Given the beating that global stock markets have been taking and the near-moratorium on initial public offerings, some American finance chiefs may be tempted to give up pursuing international equity altogether. But not World Wrestling Entertainment Inc. CFO August Liguori.
The Stamford, Connecticut-based company went public on Nasdaq three years ago and moved to the New York Stock Exchange two years ago. Now, Liguori is adding the possibility of a European equity offering to the company’s long-term growth plan. Ideally, a listing will land the company on the “most global” and “prestigious” stock exchange in Europe, as a natural complement to WWE’s international sales expansion strategy. “We find that when portfolio managers see the power of the brand being demonstrated [and get to] meet and greet the talent,” he says, “they become pretty substantial investors. In the long term, we’re hoping to replicate that kind of activity around the globe.”

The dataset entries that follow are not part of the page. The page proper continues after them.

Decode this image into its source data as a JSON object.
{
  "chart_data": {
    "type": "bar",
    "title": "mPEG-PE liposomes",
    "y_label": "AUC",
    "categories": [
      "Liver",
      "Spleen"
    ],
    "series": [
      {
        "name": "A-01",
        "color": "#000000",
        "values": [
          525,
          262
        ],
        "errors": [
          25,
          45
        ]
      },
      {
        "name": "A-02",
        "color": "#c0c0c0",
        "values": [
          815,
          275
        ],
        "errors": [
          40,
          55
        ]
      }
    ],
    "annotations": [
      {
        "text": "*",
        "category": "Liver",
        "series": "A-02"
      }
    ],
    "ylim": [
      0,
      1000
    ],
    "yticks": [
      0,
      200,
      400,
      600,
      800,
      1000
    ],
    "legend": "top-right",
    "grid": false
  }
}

Exactly which European exchange will be the most global and prestigious when Liguori is ready, though, is an open question. After decades as member-owned fiefdoms separated by high cross-border trading fees, varying listing requirements, and unconnected clearing and settlement processes, “exchanges are becoming more like businesses,” says Cornell University finance professor and American Finance Association president Maureen O’Hara. Nine exchanges, including the London Stock Exchange (LSE) and Germany’s Deutsche Boerse, are now publicly traded companies, she says, and most other exchanges are looking to pump up their volumes through alliances, mergers, and acquisitions. The introduction of the euro as well as governmental efforts to standardize listing requirements and accounting rules across the continent by 2005 are only intensifying the race to be biggest and best.
Where the Action Is
To be sure, the major exchanges have already taken some significant steps toward a Pan-European securities market. Bourses in Paris, Amsterdam, Brussels, Warsaw, and Lisbon have all come together under the Euronext name in the past two years, “a wildly successful effort,” according to O’Hara. Nasdaq, meanwhile, recently purchased a 50 percent stake in Nasdaq Deutschland AG, the product of the newly combined Berlin and Bremen exchanges, with the hope of complementing its still-struggling Nasdaq Europe. For its part, the Deutsche Boerse, owner of the Frankfurt Exchange, is pursuing a vertical-integration strategy: buying up the technology that settles and clears the trades to give it some control over where the new borders are drawn.
Also in the mix are some 20 new exchanges, including Athens’s year-old NEXA Market, that have emerged since 1995, aiming to be Europe’s version of Nasdaq. The result, says Gerry Beaney, partner in Grant Thornton LLP’s London office, is that Europe has become a continent with “too many markets regulated in too many different ways and trapped by varying degrees of red tape, language barriers, and cost.” And, he predicts, “the exchanges will have to consolidate to survive.”
The big prize, of course, is the LSE. The exchange has already been courted by the Deutsche Boerse, Sweden’s Stockholm Stock Exchange, and Nasdaq, and experts predict that one of these suitors–or another–might soon be successful in sealing a deal.